For at least the last decade, medical schools have been shifting towards problem-based learning enriched with group discussion. More recently, simulation in medical education has been more prevalent. There are medical schools who have taken their students out of the cadaver lab and are using anatomy holograms of the full body instead actually dissecting an embalmed cadaver. Technology is being utilized to aide in education. At Northwestern University Feinberg School of Medicine, all the lectures are now being video-recorded and most students watch the lectures online, while the lecturers are speaking to a virtual audience with few people actually in the classroom. Students have told me that they enjoy watching them online because they can speed up or slow down the recording depending on the lecturer’s rate of speech. Medical students now have grown accustom to different methods of learning due to the innovations occurring across medical schools. These same students graduate and come to residency where they find that most graduate medical education programs are still using the framework of a traditional 60 minute lecture. It is hard for them to sit in a classroom for 60 minutes for a lecture. The mismatch in expectations becomes more palpable every year.

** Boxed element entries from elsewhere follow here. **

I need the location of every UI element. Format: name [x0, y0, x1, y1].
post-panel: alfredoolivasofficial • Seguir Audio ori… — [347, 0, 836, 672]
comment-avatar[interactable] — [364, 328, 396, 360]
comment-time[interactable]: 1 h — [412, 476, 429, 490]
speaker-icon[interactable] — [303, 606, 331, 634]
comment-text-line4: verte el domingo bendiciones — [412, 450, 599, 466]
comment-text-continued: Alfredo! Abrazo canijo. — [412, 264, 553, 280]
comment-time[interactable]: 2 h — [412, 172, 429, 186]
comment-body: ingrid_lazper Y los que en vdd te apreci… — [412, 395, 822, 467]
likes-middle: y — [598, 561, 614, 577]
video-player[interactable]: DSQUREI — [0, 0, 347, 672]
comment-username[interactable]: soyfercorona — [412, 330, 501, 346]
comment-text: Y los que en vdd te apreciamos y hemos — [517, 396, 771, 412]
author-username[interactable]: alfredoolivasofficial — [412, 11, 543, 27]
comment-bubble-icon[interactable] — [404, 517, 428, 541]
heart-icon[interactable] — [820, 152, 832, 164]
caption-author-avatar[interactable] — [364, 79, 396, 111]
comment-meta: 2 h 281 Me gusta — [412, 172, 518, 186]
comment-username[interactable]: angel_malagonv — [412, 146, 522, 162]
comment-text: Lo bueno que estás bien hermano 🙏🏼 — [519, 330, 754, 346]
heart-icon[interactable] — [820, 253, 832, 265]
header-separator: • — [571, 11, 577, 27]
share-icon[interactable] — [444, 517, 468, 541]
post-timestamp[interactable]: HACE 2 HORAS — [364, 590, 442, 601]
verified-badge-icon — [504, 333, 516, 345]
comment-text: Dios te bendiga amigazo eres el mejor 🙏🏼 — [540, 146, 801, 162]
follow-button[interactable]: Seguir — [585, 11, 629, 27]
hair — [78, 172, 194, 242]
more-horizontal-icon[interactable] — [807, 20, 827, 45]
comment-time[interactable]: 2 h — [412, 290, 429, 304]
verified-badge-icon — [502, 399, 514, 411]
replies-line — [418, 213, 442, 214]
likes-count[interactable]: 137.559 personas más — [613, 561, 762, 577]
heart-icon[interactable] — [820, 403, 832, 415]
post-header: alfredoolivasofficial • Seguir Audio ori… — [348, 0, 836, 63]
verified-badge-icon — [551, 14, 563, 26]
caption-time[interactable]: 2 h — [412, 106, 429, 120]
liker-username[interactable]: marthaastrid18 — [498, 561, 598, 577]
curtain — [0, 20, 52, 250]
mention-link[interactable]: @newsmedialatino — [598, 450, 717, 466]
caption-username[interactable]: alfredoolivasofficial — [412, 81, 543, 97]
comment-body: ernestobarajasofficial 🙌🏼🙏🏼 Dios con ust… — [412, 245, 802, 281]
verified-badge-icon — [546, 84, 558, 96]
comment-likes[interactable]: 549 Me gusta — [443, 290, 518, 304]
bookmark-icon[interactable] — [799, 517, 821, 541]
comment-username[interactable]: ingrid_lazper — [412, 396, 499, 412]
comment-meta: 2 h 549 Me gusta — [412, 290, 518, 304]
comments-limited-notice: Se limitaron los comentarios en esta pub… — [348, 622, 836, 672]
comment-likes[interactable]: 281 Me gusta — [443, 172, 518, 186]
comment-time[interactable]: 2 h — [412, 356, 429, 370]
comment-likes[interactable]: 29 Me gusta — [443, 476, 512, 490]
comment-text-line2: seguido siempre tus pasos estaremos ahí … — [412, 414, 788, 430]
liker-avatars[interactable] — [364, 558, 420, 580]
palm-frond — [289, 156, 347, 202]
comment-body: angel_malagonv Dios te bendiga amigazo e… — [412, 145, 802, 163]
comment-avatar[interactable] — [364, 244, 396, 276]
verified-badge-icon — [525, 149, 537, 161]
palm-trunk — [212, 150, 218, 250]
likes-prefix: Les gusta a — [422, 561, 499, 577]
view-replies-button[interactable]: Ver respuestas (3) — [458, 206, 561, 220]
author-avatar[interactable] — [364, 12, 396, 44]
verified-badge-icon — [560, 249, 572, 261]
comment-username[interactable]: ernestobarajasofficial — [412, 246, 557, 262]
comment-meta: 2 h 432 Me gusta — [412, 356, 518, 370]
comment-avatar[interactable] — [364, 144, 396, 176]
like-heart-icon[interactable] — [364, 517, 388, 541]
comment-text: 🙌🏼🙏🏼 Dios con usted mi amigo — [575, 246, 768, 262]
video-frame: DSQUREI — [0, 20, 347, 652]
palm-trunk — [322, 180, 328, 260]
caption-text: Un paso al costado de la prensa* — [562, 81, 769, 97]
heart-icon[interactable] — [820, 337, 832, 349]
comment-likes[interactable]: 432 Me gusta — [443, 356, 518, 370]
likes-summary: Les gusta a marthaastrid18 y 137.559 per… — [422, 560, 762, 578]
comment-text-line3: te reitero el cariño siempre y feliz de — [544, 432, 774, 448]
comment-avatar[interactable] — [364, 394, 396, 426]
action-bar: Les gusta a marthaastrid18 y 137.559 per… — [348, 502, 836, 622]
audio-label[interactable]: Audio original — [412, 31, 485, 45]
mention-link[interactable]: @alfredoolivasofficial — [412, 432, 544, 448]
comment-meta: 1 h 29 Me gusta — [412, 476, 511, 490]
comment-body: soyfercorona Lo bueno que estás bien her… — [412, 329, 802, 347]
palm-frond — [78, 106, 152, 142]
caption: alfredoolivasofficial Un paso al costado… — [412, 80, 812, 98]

In the last few years, our residency program has taken some steps towards restructuring the way we deliver education. We have made a series of web-based videos on the musculoskeletal (MSK) physical examination that our residents watch prior to their hand-on physical examination series led by MSK faculty in small groups – which is considered a flipped classroom education. We have also developed a MSK US-guided Injection Course in a Simulation Lab with fresh frozen cadavers. The move into the Shirley Ryan 汤头条app has been able to facilitate the greatest change. The new hospital has a state-of-the-art simulation lab with a sim-mannequin that can be programmed and controlled to mimic seizures, pulmonary congestion, agitation, cardiac arrhythmias, and autonomic dysreflexia. All the residents go through simulation-based cases on pediatric emergencies and rehab emergencies including agitation, thalamic storming, autonomic dysreflexia, LVAD management, and seizures. The hospital also now has a media studio with professional videographers and editors to create new innovative ways to deliver our educational content. We are in the process of creating thirty 10 minute videos on core topics in PM&R for our residents to access prior to a rotation, during a rotation, or after a rotation when they are studying for boards so they can participate in asynchronous learning. We have a web-based learning management system that will house our Learning Objectives, Classic Articles, Rotation Videos, and Self-Assessment Questions. The days of finding important information on the “Resident Shared Folder” on the desktop are slowly slipping away.
The days of a 60 minute lecture have not completely passed us. Our curriculum still includes a number of outstanding lectures given by our well-respected faculty; however, in order to continue to meet the needs of our residents, who are growing up in an evolving system of education, it is essential to diversify the way in which we deliver our education to them.